Von Pilz "überrumpelt": Bißmann bereut Votum gegen Saudi-Zentrum

Martha Bißmann.
Die wilde Abgeordnete Martha Bißmann kritisiert die Vorgangsweise ihres früheren Parteichefs Peter Pilz im Parlament.

Martha Bißmann, freie Abgeordnete im Nationalrat, tut im KURIER-Gespräch etwas, was Politiker selten machen. Sie bedauert öffentlich eine Entscheidung. Dabei geht es um das König-Abdullah-Zentrum für interreligiösen Dialog (KAICIID) in Wien, salopp als Saudi-Zentrum bekannt.

Die Schließung des seit Jahren in der Kritik stehenden Zentrums war am 12. Juni vom Nationalrat beschlossen worden.
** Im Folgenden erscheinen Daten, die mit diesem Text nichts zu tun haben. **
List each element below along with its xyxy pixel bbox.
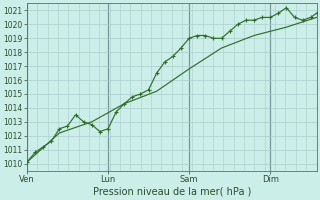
X-axis label: Pression niveau de la mer( hPa ): Pression niveau de la mer( hPa )	[92, 187, 251, 197]
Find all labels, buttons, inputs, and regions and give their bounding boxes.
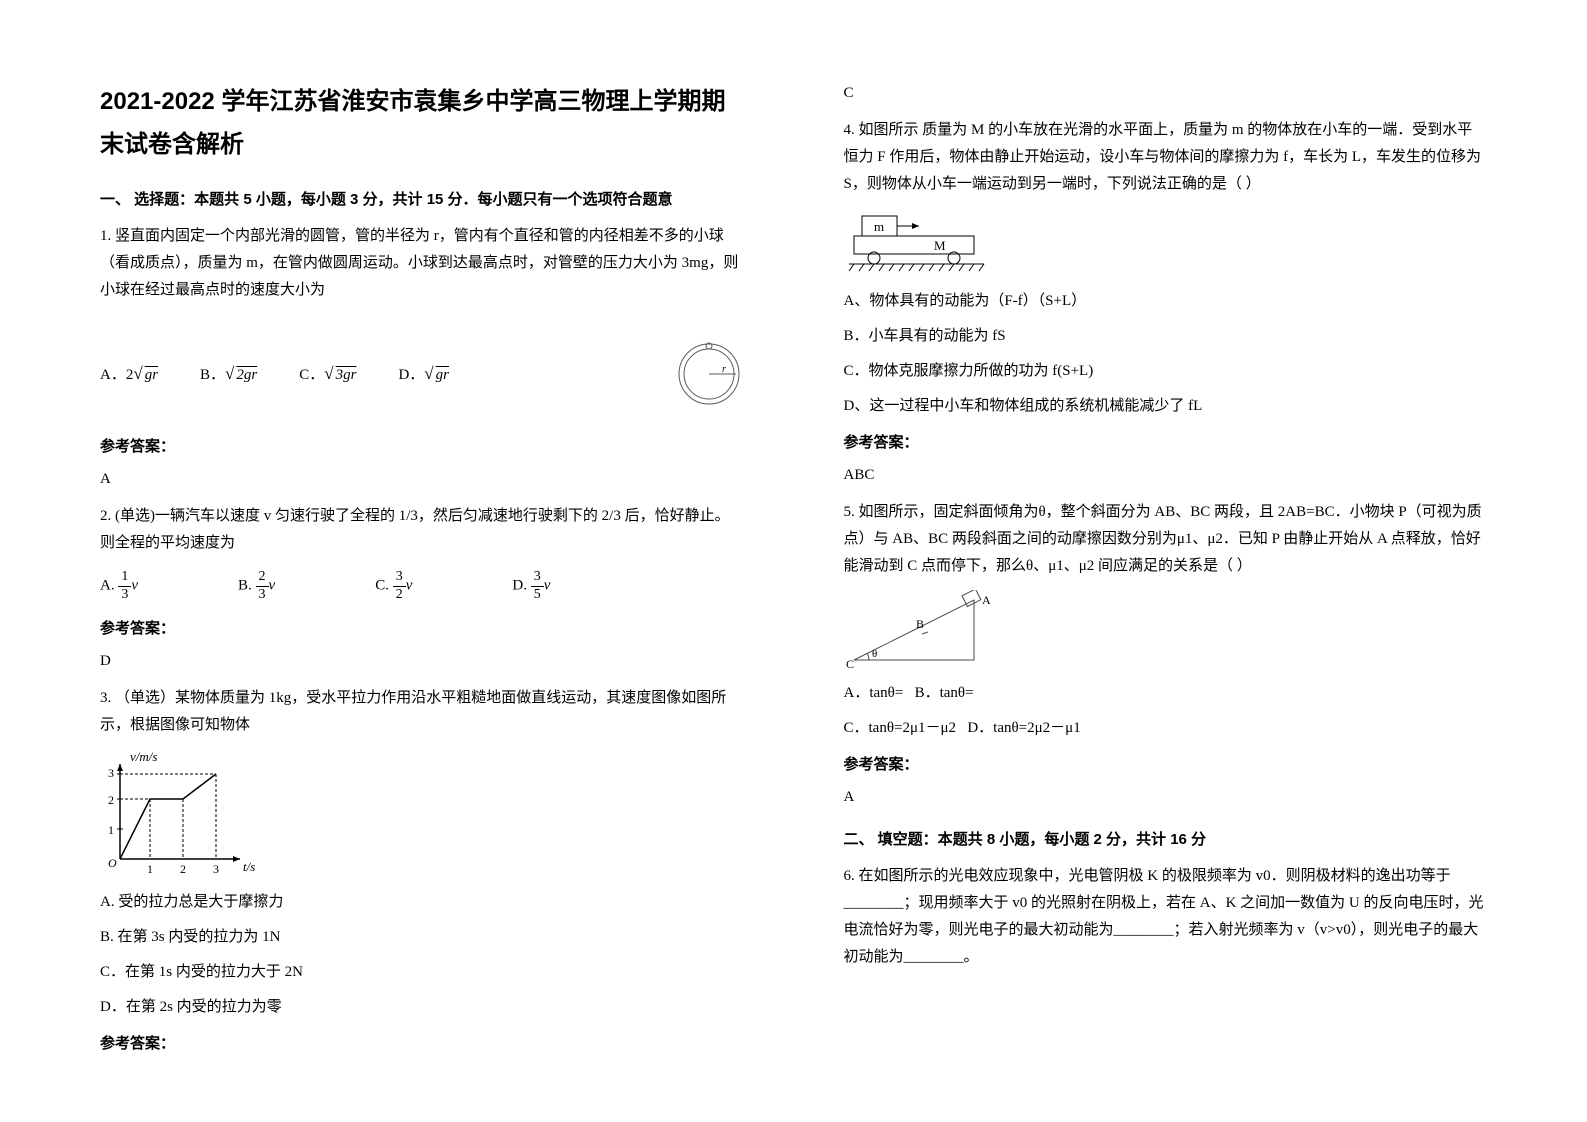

Die Stimmen kamen von SPÖ, FPÖ und Liste Jetzt, die Initiative dazu von Listengründer Peter Pilz.

Reue

„Ich habe mitgestimmt, aber bereue das jetzt“, sagt Bißmann. „Wie andere Abgeordnete hatte ich ganz wenig Zeit, darüber nachzudenken, ob ich eine Schließung gut finde oder nicht. Ich gebe zu, ich habe Peter Pilz vertraut, dass er weiß, was er tut, und dass die Schließung des Zentrums einen positiven Effekt auf die Bemühungen um Menschenrechte in Saudi-Arabien hat. Das ist aber nicht der Fall." Bißmann fühle sich von ihrem ehemaligen Parteichef Pilz „überrumpelt“.

Der erfahrene Parlamentarier Pilz wählte an besagtem Plenartag eine erfolgreiche Taktik. Wissend, dass die SPÖ viele Bedingungen bei dem Entschließungsantrag gegen das Saudi-Zentrum einbringen würde, führte ihn der erste Weg zu FPÖ-Klubchef Norbert Hofer. Dieser soll nur einen Halbsatz geändert und seine Unterschrift darunter gesetzt haben. Mit Hofers Unterschrift als Druckmittel ging Pilz schließlich zur SPÖ, und blitzschnell war der Beschluss, das Saudi-Zentrum zu schließen, besiegelt.

"Durchgepeitscht"

Bißmann zu der rasanten Vorgehensweise: „Ich hätte anders gestimmt, wenn ich ein bisschen Zeit gehabt hätte, den Antrag zu begutachten. Ich finde das sehr unseriös. Die Opposition hat der Regierung immer vorgeworfen, Gesetze ohne Begutachtungsfrist durchzupeitschen, und jetzt machen wir dasselbe.“

Bißmann wird am kommenden Montag als erste Mandatarin das KAICIID besuchen, sie wolle sich ein Bild machen. Sie habe sich aber bereits nach dem Beschluss im Nationalrat am 12. Juni „eingehend damit beschäftigt“.

Nun sei sie gegen das Aus für das Zentrum: „Die Fronten verhärten sich, und unsere positive Möglichkeit auf Einflussnahme auf das menschenverachtende Regime nimmt ab. Ein Dialog wie dieser ist besser als gar kein Dialog.“

Die 39-Jährige sagt auf Nachfrage, sie wolle auch nach der überraschenden Neuwahl in der Politik bleiben. Aus dem Klub der Liste Jetzt ist Bißmann vor rund einem Jahr ausgeschlossen worden. Realistisch erscheint ein Engagement bei der SPÖ oder den Grünen.